Zresztą Littlefinger też by nie został zdemaskowany, gdyby nie pewien Stark z nadprzyrodzonymi mocami, który odkryje przy drzewie, co Littlefinger knuje lub co zrobił. Jeśli chodzi o Starków to zaszkodził im przez to, że:
- kazał wysłać list Lysie
- skłamał w sprawie noża
- nie pomógł Nedowi, ale to co Ned chciał zrobić nie miało zbytnich szans na powodzenie. Zresztą Littlefinger go ostrzegał, że nikomu nie może ufać w stolicy.
Serialowy Littlefinger ma też na sumieniu wyjątkowo głupi plan z wysłaniem Sansy na północ, ale to jest głupi pomysł dedeków,. To działanie było bez sensu., bo on nie zyskał na tym nic, a tylko stracił. Sansa zresztą kazała mu zgadywać co zrobił z nią Ramsay. I rzekła, że jeśli nie wiedział oddając ją jemu kim jest Ramsay to jest idiotą, a jeśli wiedział to jest jej wrogiem. Cóż, od 5 sezonu w serialu z Littlefingera zrobili idiotę, bo ten książkowy, by nie wpadł na tak głupi pomysł.
Littlefinger poświęcił się swojej własnej grze, szkodząc i pomagając Starkom więc trudno go jednoznacznie określić. Ale nie rozumiem oburzenia, które towarzyszył zdradzie Neda. Petyr przez cały czas trąbił, że by mu nie ufać i próbował odwlec Starka od pomysłu, oferując mu tron i dobre wyjście. Eddard chciał być honorowy, ale czemu winę za to miał ponieść Petyr?
Też tak myślę, ale widziałam w Internecie sporo teorii, że niby Bran magicznie zobaczy zdradę Littlefingera i potem razem z Sansą i Aryą postanowią go zabić. Jeśli by coś miało młodych Starków przekonać do zabicia LF to chyba właśnie widok ich ojca z jego nożem na szyi. Nic innego mi nie przychodzi do głowy.
Mnie zdrada LF początkowo oburzyła, ale wszystko przemyślałam i stwierdziłam 'ale ten Ned był głupi, przecież jego plan prawie nie miał szans powodzenia'.

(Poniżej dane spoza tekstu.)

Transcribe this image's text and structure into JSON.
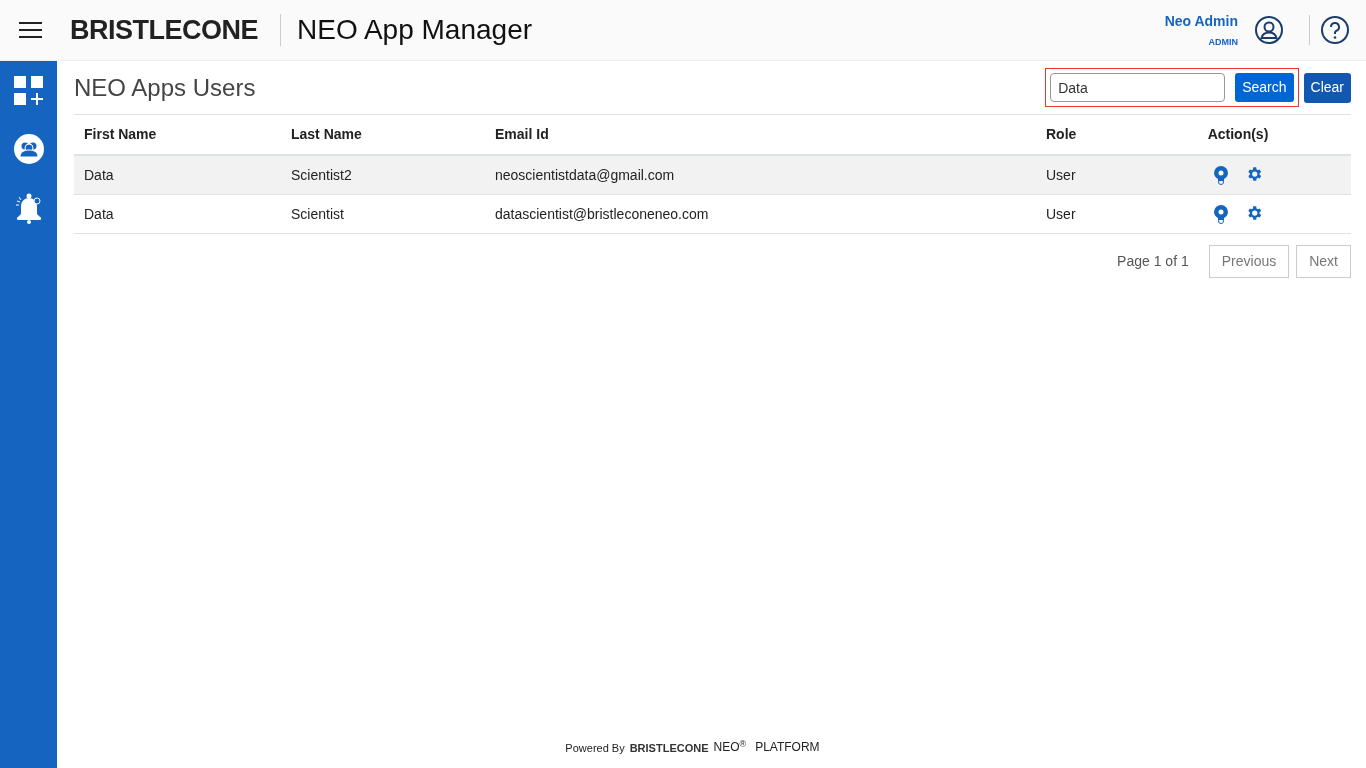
{
  "header": {
    "logo": "BRISTLECONE",
    "title": "NEO App Manager",
    "user": {
      "name": "Neo Admin",
      "role": "ADMIN"
    }
  },
  "sidebar": {
    "items": [
      {
        "kind": "apps"
      },
      {
        "kind": "users"
      },
      {
        "kind": "alerts"
      }
    ]
  },
  "page": {
    "title": "NEO Apps Users"
  },
  "search": {
    "value": "Data",
    "highlighted": true,
    "search_button": "Search",
    "clear_button": "Clear"
  },
  "table": {
    "columns": [
      "First Name",
      "Last Name",
      "Email Id",
      "Role",
      "Action(s)"
    ],
    "rows": [
      {
        "cells": [
          "Data",
          "Scientist2",
          "neoscientistdata@gmail.com",
          "User"
        ],
        "selected": true
      },
      {
        "cells": [
          "Data",
          "Scientist",
          "datascientist@bristleconeneo.com",
          "User"
        ],
        "selected": false
      }
    ]
  },
  "pagination": {
    "label": "Page 1 of 1",
    "previous": "Previous",
    "next": "Next"
  },
  "footer": {
    "powered_by": "Powered By",
    "logo": "BRISTLECONE",
    "product": "NEO$^{®}$",
    "platform": "PLATFORM"
  }
}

Ned był honorowy i z początku go lubiłam - kochany ojciec, sprawiedliwy władca i człowiek z zasadami. Sytuacja z Littlefingerem pokazała (zależnie od punktu widzenia) jego głupotę/dobroduszność. Ale potem przeczytałam rozdziały Jaimiego i przemyślałam sprawę Jona....No cóż, teraz do tej postaci odnoszę się z niechęcią, choć uczciwie przyznaję, że miał wiele dobrych cech.
Eddard wiedział, że nie nadaje się, by mieszkać w stolicy, bo nigdy nie interesowały go żadne intrygi więc bardzo nie na rękę mu było, że przyjaciel przyjechał po niego, by został jego nowym namiestnikiem. Gdyby miał wybór to by został.